Quand bien même certains électeurs écervelés, ignorant le poids de leurs déclarations, par dépit de la gestion des politiciens traditionnels, auraient opté pour élire un « bandit légal » à la présidence du pays, nombre de citoyens ayant favorisé l'installation de Joseph Michel Martelly, au Palais national, se désistent déjà de leurs décisions.

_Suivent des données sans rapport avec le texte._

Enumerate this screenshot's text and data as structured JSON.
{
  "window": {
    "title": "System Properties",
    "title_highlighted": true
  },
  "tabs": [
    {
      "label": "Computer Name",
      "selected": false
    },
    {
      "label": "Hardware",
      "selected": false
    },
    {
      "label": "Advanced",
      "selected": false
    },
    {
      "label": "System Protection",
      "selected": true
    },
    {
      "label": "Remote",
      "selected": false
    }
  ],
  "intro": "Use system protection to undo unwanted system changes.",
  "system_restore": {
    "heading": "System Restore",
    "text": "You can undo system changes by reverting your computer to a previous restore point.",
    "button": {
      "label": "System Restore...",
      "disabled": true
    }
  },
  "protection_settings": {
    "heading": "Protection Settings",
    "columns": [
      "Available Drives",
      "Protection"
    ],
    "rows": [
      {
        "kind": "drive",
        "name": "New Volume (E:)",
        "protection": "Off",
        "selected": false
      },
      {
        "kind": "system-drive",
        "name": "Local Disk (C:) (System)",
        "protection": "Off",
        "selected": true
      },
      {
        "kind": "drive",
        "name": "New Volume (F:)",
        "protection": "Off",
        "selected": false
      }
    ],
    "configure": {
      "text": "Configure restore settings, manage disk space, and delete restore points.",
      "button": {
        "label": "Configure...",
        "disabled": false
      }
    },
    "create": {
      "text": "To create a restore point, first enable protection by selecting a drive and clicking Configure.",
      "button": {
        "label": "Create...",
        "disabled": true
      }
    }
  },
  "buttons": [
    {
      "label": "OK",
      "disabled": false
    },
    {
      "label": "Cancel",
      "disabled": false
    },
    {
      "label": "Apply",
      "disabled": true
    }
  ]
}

En moins de deux ans au pouvoir, l'homme qui a prêté serment au nom du changement s'est révélé à tous les points de vue l'inverse du changement. Les dix-huit mois de l'administration de Sweet Mickey sont remplis d'événements, de décisions et de comportements jugés contraires aux responsabilités et à l'attitude du chef de l'État. Mais son dernier geste révèle tout ce qu'il est et tout ce qu'il n'est pas. L'absence du pays du président haïtien — et de son Premier ministre — à l'occasion de la commémoration de la bataille de Vertières ayant consacré la liberté des esclaves et accouché de la nation haïtienne démontre clairement que Michel Martelly n'a aucune intention d'être président à plein temps, un vrai gestionnaire des affaires du pays au moment où le peuple est confronté aux plus graves crises de son histoire et a grand besoin de ses dirigeants sur une base régulière et permanente.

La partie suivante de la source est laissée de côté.